Forefronts in structure-performance models of separation membranes

Polymeric membranes used for separations are complex porous structures, spanning lengths that range from truly molecular scales up to many micrometers. These porous structures can be characterized by both the spatial and size distribution of the pores, which can further be divided between the membrane surface distribution versus the depth distribution. Such structural features have a wide impact on membrane performance, ultimately dictating the fluid permeability and solute selectivity as well as the propensity for and severity of fouling. It is thus not surprising that in recent years significant emphasis has been placed on engineering the pore size and distribution to achieve a specific task. However, despite the technological progress, it is difficult to quantify the effects of membrane morphology on overall performance. Identifying advantageous porous structures would benefit design and motivate the development of better control over the formation of a given morphology.
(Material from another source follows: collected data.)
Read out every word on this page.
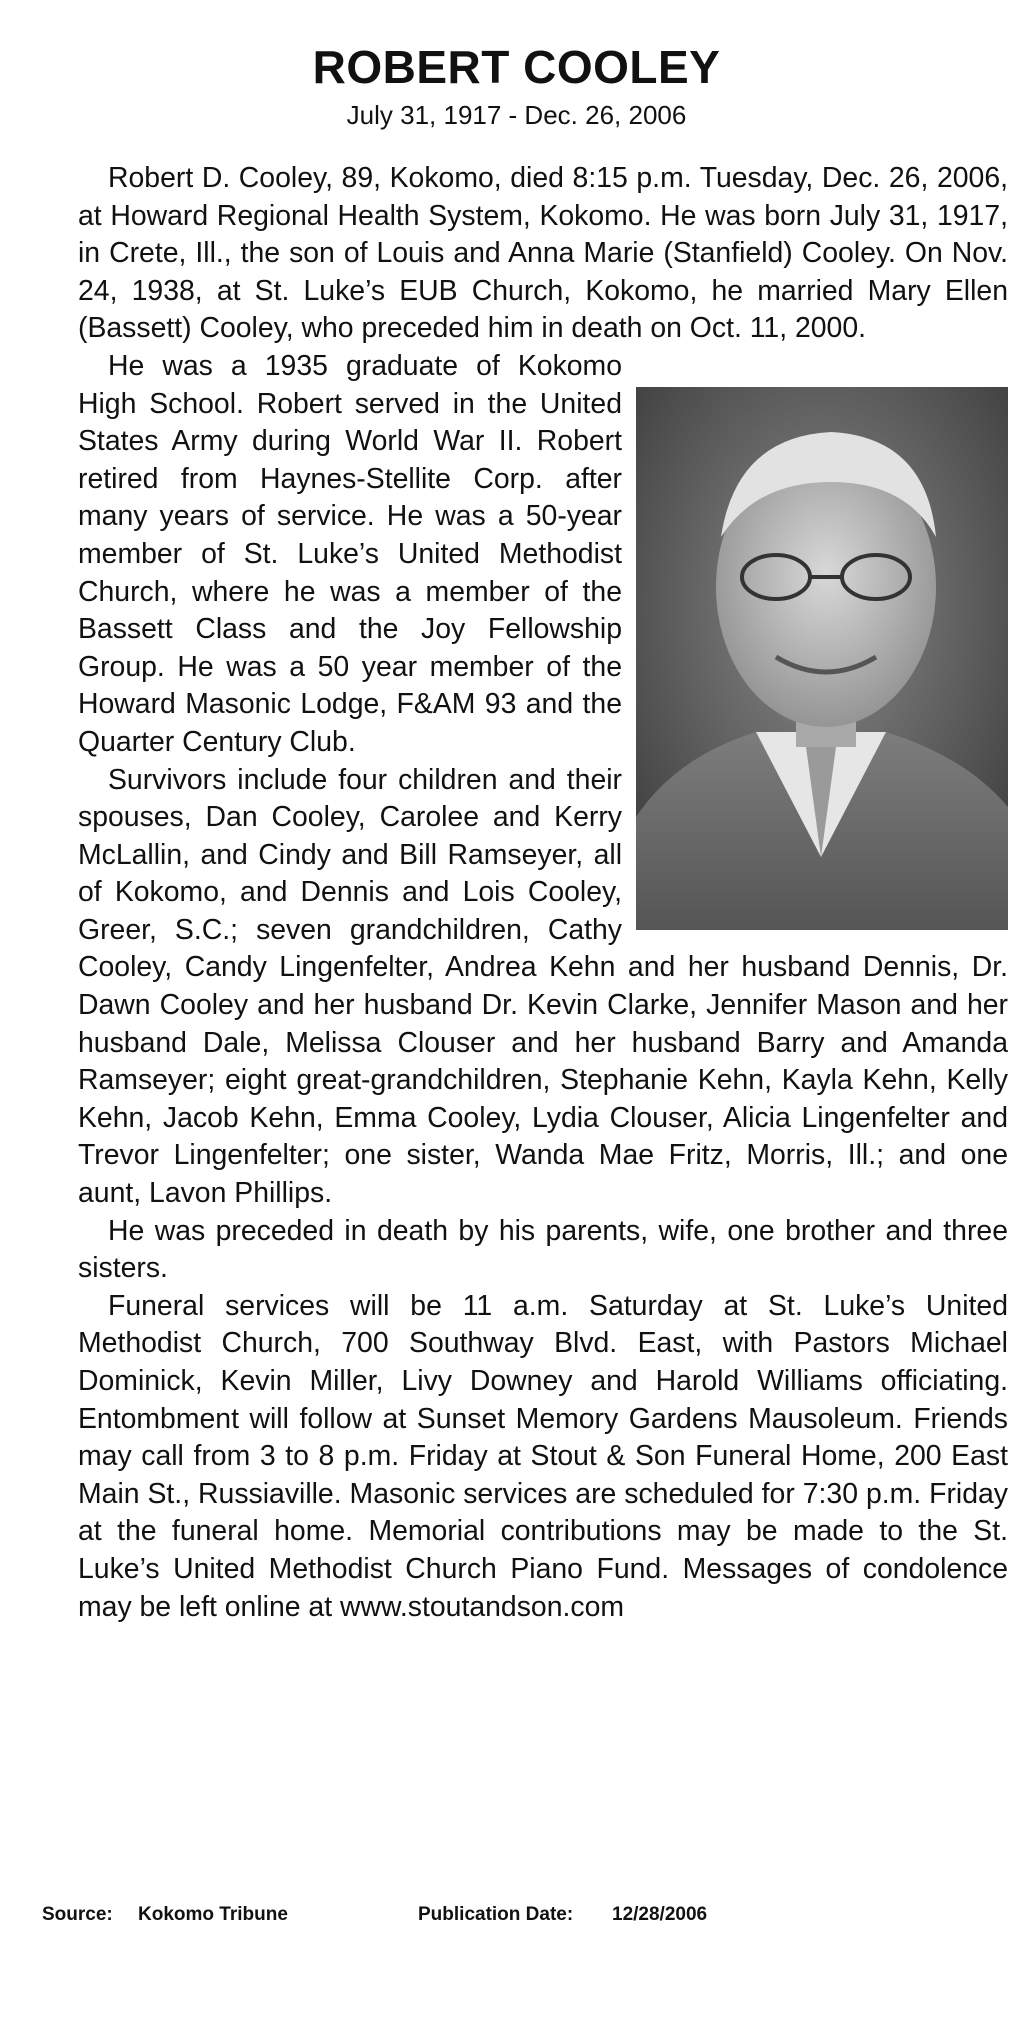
ROBERT COOLEY
July 31, 1917 - Dec. 26, 2006

Robert D. Cooley, 89, Kokomo, died 8:15 p.m. Tuesday, Dec. 26, 2006, at Howard Regional Health System, Kokomo. He was born July 31, 1917, in Crete, Ill., the son of Louis and Anna Marie (Stanfield) Cooley. On Nov. 24, 1938, at St. Luke’s EUB Church, Kokomo, he married Mary Ellen (Bassett) Cooley, who preceded him in death on Oct. 11, 2000.

He was a 1935 graduate of Kokomo High School. Robert served in the United States Army during World War II. Robert retired from Haynes-Stellite Corp. after many years of service. He was a 50-year member of St. Luke’s United Methodist Church, where he was a member of the Bassett Class and the Joy Fellowship Group. He was a 50 year member of the Howard Masonic Lodge, F&AM 93 and the Quarter Century Club.

Survivors include four children and their spouses, Dan Cooley, Carolee and Kerry McLallin, and Cindy and Bill Ramseyer, all of Kokomo, and Dennis and Lois Cooley, Greer, S.C.; seven grandchildren, Cathy Cooley, Candy Lingenfelter, Andrea Kehn and her husband Dennis, Dr. Dawn Cooley and her husband Dr. Kevin Clarke, Jennifer Mason and her husband Dale, Melissa Clouser and her husband Barry and Amanda Ramseyer; eight great-grandchildren, Stephanie Kehn, Kayla Kehn, Kelly Kehn, Jacob Kehn, Emma Cooley, Lydia Clouser, Alicia Lingenfelter and Trevor Lingenfelter; one sister, Wanda Mae Fritz, Morris, Ill.; and one aunt, Lavon Phillips.

He was preceded in death by his parents, wife, one brother and three sisters.

Funeral services will be 11 a.m. Saturday at St. Luke’s United Methodist Church, 700 Southway Blvd. East, with Pastors Michael Dominick, Kevin Miller, Livy Downey and Harold Williams officiating. Entombment will follow at Sunset Memory Gardens Mausoleum. Friends may call from 3 to 8 p.m. Friday at Stout & Son Funeral Home, 200 East Main St., Russiaville. Masonic services are scheduled for 7:30 p.m. Friday at the funeral home. Memorial contributions may be made to the St. Luke’s United Methodist Church Piano Fund. Messages of condolence may be left online at www.stoutandson.com

Source: Kokomo Tribune	Publication Date: 12/28/2006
In this discussion, the relative importance of membrane morphologies, manifested as pore spatial and size distributions, is considered for several illustrative cases: pressure-driven flow as impacted by membrane surface pore locations and depth morphologies; the selectivity of a porous membrane as affected by a porosity gradient; and the performance of a composite membrane as impacted by the porous morphologies of the support layer, as well as the overlaying thin-film. Emphasis is placed on unifying concepts of mathematical modelling, as well as the link between theory and experimental observation. Finally, some future extensions needed for consolidating structure–performance models are mentioned.